News Nuggets: Why is Justin Timberlake’s song banned by Oscars?

Even though nominated by the Golden Globes and Critics’ Choice Awards, the song “Please Mr. Kennedy” from “Inside Llewyn Davis” is not allowed at the Oscars. Due to strict AMPAS rules, the use of refrains from other songs makes it ineligible as an original song. It is written by superstar Justin Timberlake, past Oscar champ T Bone Burnett, directors Joel and Ethan Coen, George Cromarty, and Ed Rush. Burnett says, “There are strict rules but that’s good. There should be strict rules. You don’t have to win an award for everything you do.” HitFix.

Glenn Whipp reports that the weekend academy screening for “American Hustle” brought a “rousing response” and it “confirms the notion that it has emerged as the clear alternative” to “12 Years a Slave.” Director David O. Russell and actress Amy Adams received great applause at the Q&A, but “the loudest ovation of the night” was for supporting actress Jennifer Lawrence. L.A. Times.

The annual Black List, the best unproduced screenplays of the year, is unveiled with 72 scripts for 2013. Among this year’s batch are 11 biopics, five scripts about Hollywood, and eight screenplays with politically-charged content. Recent Best Picture Oscar winners “Argo,” “The King’s Speech,” and “Slumdog Millionaire” were all discovered on The Black List, as were contenders “The Descendants,” “Django Unchained,” “Juno,” and “The Social Network.” All seven films prevailed in the screenplay categories. Thompson on Hollywood.

The new self-titled Beyonce release becomes the fastest selling album ever on iTunes. With 828,773 albums sold in the first three days, it also breaks the record for the largest sales week for an album. The previous record was 465,000 sold by Taylor Swift‘s “Red.” In an unusual move, it had no pre-release announcement that it was going to be available on December 13. All songs must be purchased as a full album, and none are available as singles. Hollywood Reporter.

NBC is looking to improve on a good fall showing in the spring with February’s winter Olympics as a launching pad. The past few months have seen “the overall tide at NBC rising” due to “Sunday Night Football,” “The Voice,” “The Blacklist,” “Chicago Fire,” and “Law and Order: Special Victims Unit.” That mid-season high profile period will include Jimmy Fallon taking over “The Tonight Show” and Seth Meyers moving to “Late Night.” Seven new shows will also debut, including “Believe” (from Alfonso Cuaron and J.J. Abrams) and “Crisis” (starring Gillian Anderson and Dermot Mulroney). Variety.

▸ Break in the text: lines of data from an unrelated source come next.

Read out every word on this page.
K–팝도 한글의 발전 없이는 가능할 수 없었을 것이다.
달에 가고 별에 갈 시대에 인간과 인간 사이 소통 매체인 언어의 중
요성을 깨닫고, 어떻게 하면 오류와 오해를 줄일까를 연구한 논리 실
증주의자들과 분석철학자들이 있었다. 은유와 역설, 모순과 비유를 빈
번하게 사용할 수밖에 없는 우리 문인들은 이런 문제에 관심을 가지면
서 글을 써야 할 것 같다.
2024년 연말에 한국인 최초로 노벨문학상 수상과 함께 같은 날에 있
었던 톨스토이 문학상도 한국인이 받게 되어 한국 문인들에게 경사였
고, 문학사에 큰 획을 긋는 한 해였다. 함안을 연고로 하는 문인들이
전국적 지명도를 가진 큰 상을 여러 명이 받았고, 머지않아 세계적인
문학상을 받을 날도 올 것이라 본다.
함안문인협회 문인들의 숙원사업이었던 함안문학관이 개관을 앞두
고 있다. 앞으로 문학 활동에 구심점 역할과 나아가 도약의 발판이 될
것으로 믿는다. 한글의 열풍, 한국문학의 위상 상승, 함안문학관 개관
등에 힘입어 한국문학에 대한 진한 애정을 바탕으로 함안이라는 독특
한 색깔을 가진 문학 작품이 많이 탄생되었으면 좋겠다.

Owen Gleiberman presents an audio interview with the reclusive Woody Allen, mainly about his latest awards contender, “Blue Jasmine.” Along with two other critics, they have a casual conversation in Allen’s editing studio on Park Avenue in New York. Among other things, he reveals that the film was shot in San Francisco because “he was looking for a city that it would be nice to spend six weeks in.” Entertainment Weekly.

Tom Hanks is selected to receive the Chairman’s Awards at the Palm Springs Film Festival on January 4. His award is for his recent roles in Oscar contenders “Captain Phillips” and “Saving Mr. Banks.” Previous recipients have included Ben Affleck, George Clooney, Richard Gere, Dustin Hoffman, and Nicole Kidman. The Wrap.

The Motion Picture Sound Editors will honor Randy Thom, Skywalker Sound’s director of sound design, with its MPSE Career Achievement Award. He is a two-time Oscar winner (“The Right Stuff,” “The Incredibles”) and a 14-time nominee. The Golden Reel Awards will be presented on February 16. Deadline.